Below is a check whether sessions within the sample are correctly bucketed with 50% probability into either the enabled or disabled condition. These numbers look sound per se. (We expect some slight deviation because of users manually disabling and enabling the feature, which however appears to happen rarely enough - generally in less than 0.01% of sessions, per the second query below.) - However, it's quite odd in combination with the corresponding result for pageviews (T175377#3598231 ).

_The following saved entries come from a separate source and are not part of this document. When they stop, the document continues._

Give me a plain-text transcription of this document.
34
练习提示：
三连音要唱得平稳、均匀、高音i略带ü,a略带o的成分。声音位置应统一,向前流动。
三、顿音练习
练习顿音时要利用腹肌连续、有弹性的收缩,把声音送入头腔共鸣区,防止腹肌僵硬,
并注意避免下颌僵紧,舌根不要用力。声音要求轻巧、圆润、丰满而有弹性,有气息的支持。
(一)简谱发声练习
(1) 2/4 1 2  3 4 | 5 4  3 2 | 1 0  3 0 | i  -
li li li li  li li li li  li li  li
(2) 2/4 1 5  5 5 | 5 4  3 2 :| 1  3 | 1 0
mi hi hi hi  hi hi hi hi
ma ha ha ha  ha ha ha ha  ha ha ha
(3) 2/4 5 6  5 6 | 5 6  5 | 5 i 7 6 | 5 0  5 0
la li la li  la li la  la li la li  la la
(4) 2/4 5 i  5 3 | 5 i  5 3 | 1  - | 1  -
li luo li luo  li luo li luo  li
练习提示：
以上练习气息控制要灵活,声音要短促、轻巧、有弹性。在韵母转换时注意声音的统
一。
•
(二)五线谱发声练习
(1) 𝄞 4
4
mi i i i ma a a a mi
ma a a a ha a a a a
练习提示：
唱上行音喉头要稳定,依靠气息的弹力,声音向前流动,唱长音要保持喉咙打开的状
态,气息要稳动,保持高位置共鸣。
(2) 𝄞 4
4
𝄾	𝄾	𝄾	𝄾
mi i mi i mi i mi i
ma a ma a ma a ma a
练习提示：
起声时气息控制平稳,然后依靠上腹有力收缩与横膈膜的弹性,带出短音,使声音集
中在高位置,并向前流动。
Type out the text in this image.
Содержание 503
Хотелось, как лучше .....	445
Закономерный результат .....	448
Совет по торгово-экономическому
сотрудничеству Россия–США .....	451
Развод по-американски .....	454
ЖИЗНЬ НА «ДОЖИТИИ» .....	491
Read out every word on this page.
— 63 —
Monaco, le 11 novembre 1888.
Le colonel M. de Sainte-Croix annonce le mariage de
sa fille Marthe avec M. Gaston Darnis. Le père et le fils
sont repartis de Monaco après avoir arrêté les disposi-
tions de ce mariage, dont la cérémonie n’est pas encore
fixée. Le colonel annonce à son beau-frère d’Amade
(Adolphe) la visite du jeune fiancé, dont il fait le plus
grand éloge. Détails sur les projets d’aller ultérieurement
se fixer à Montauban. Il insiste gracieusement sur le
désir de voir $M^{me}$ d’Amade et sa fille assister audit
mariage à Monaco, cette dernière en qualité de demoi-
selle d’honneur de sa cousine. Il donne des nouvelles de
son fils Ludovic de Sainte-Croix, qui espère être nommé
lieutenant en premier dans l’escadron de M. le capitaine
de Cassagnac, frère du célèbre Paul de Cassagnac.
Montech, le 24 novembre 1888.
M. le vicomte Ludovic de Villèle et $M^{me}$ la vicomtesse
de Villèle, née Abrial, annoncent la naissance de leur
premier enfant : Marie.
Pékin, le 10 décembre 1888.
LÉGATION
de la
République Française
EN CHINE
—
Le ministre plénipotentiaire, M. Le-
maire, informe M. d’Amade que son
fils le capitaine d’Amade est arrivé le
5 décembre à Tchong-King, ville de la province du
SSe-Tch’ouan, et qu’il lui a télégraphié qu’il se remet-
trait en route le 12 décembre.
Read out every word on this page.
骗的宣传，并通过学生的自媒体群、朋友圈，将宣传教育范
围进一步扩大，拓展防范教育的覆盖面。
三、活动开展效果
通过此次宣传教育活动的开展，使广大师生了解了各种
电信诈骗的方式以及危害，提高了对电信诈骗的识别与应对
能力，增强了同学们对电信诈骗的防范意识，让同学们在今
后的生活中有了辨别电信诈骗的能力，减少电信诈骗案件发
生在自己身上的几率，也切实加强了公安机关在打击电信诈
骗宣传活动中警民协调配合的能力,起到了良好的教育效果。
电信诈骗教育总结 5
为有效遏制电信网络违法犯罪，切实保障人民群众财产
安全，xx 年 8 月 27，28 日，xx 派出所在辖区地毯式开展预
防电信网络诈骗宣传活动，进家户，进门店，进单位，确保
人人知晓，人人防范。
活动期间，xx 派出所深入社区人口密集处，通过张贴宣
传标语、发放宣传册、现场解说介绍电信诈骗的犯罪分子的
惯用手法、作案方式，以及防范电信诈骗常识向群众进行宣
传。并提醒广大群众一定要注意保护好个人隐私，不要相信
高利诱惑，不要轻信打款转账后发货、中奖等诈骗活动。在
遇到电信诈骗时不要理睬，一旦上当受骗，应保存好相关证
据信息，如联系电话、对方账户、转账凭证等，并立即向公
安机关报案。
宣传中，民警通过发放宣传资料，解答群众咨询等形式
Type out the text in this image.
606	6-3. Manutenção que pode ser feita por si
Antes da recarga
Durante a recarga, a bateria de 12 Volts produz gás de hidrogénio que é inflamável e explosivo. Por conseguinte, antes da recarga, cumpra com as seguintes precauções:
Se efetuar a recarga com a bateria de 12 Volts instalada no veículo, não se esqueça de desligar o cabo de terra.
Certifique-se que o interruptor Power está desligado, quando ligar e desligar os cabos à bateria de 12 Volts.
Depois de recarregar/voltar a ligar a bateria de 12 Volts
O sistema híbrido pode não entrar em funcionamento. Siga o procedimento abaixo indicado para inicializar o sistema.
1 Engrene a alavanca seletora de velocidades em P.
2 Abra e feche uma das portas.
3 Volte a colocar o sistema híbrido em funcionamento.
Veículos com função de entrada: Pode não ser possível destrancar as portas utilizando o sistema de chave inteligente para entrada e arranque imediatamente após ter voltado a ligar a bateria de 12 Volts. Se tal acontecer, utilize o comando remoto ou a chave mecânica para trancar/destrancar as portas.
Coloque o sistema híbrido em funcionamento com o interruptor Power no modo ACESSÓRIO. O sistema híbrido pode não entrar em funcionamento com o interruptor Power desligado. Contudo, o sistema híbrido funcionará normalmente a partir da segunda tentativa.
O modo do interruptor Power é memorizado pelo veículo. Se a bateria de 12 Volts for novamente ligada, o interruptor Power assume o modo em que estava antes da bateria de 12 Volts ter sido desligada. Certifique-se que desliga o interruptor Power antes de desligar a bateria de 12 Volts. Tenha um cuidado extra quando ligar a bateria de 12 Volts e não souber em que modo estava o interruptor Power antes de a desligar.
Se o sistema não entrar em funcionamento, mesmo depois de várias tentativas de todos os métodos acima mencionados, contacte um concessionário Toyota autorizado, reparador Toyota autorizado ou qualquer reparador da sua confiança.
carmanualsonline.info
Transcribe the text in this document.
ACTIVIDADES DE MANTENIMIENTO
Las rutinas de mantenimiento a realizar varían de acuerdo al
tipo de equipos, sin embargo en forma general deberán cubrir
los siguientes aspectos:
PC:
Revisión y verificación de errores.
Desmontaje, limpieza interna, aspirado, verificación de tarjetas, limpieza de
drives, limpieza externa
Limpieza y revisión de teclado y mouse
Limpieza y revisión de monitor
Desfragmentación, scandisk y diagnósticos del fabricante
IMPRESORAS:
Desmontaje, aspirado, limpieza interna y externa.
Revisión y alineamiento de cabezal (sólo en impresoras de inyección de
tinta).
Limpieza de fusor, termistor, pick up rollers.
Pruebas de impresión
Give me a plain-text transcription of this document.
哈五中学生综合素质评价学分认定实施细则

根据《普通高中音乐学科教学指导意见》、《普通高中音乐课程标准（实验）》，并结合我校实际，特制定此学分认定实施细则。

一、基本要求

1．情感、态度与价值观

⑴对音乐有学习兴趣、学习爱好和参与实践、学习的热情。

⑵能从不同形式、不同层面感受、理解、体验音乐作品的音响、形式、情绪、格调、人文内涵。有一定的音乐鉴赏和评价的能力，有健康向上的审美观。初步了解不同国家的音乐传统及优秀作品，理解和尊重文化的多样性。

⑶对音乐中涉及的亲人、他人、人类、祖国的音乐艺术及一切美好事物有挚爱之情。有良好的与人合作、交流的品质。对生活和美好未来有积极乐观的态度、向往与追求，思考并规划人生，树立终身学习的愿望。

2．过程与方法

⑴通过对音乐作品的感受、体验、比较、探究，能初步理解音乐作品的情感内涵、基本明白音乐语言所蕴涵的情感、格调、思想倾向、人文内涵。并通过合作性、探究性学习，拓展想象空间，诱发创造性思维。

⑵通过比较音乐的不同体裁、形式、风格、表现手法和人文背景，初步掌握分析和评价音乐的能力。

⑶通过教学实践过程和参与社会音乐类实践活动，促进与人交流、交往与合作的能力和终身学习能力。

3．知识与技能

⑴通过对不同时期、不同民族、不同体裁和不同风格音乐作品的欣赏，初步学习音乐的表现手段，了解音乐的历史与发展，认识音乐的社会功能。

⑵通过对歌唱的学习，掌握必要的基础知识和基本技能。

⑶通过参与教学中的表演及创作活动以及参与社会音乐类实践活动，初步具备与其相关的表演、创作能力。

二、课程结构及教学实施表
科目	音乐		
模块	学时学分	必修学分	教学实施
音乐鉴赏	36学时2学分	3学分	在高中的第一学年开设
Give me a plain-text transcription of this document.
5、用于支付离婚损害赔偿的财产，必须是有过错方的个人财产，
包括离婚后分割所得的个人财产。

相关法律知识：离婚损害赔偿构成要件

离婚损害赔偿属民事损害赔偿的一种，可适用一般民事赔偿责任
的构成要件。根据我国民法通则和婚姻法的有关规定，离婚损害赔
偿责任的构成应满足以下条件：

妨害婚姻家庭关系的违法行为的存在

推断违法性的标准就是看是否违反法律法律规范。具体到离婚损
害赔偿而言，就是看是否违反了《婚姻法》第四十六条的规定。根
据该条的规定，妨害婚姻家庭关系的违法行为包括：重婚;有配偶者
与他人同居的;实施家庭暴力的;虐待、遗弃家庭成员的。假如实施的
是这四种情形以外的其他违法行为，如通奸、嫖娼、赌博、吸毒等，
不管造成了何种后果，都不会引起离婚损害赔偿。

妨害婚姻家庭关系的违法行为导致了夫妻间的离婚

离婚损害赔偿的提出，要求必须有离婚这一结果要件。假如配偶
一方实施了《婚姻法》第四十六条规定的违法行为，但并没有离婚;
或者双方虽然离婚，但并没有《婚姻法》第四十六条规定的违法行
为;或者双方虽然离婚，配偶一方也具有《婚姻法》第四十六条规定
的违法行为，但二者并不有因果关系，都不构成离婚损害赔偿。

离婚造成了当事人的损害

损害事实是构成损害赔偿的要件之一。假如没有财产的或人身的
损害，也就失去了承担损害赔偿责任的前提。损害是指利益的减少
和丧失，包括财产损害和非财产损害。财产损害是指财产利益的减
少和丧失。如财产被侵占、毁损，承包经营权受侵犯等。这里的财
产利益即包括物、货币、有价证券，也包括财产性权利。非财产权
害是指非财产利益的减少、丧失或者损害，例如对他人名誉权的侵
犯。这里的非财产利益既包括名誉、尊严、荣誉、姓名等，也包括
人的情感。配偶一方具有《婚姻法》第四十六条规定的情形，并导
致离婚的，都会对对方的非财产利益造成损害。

@phuedx and I have been looking further into this today and will post more updates later.

SELECT date,
ROUND(100*SUM(IF(enabled, sessions, 0))/SUM(sessions),6) AS percent_enabled,
SUM(sessions) AS total_sessions
FROM (
SELECT
year, month, day, CONCAT(year,'-',LPAD(month,2,'0'),'-',LPAD(day,2,'0')) AS date, 
COUNT(DISTINCT event.sessionToken) AS sessions,
event.popupEnabled AS enabled
FROM nuria.Popups
WHERE year = 2017 
AND wiki ='enwiki'
AND event.isAnon = 1
GROUP BY year, month, day, event.popupEnabled) AS iq
GROUP BY date
ORDER BY date LIMIT 10000;

date	percent_enabled	total_sessions
2017-08-28	50.424215	4361
2017-08-29	50.048408	68170
2017-08-30	49.90909	641841
2017-08-31	49.954333	1325907
2017-09-01	49.964724	1238798
2017-09-02	49.92723	923456
2017-09-03	49.756386	1015132
2017-09-04	49.924608	1332371
2017-09-05	49.879428	1596141
2017-09-06	49.916476	1657611
2017-09-07	50.013277	1498816
11 rows selected (102.275 seconds)
SELECT year, month, day, CONCAT(year,'-',LPAD(month,2,'0'),'-',LPAD(day,2,'0')) AS date,
COUNT(*) AS disables
FROM nuria.popups
WHERE event.action = 'disabled'
AND year = 2017
GROUP BY year, month, day
ORDER BY year, month, day LIMIT 10000;

year	month	day	date	disables
2017	8	28	2017-08-28	6
2017	8	29	2017-08-29	11
2017	8	30	2017-08-30	49
2017	8	31	2017-08-31	92
2017	9	1	2017-09-01	69
2017	9	2	2017-09-02	97
2017	9	3	2017-09-03	89
2017	9	4	2017-09-04	86
2017	9	5	2017-09-05	100
2017	9	6	2017-09-06	85
2017	9	7	2017-09-07	85
11 rows selected (74.232 seconds)
phuedx updated the task description. (Show Details)

The AC have been met 🎉🎉🎉

I believe @Pcoombe will be tweaking the implementation of the banner impression related code for a test later on in the year (EOQ Q2).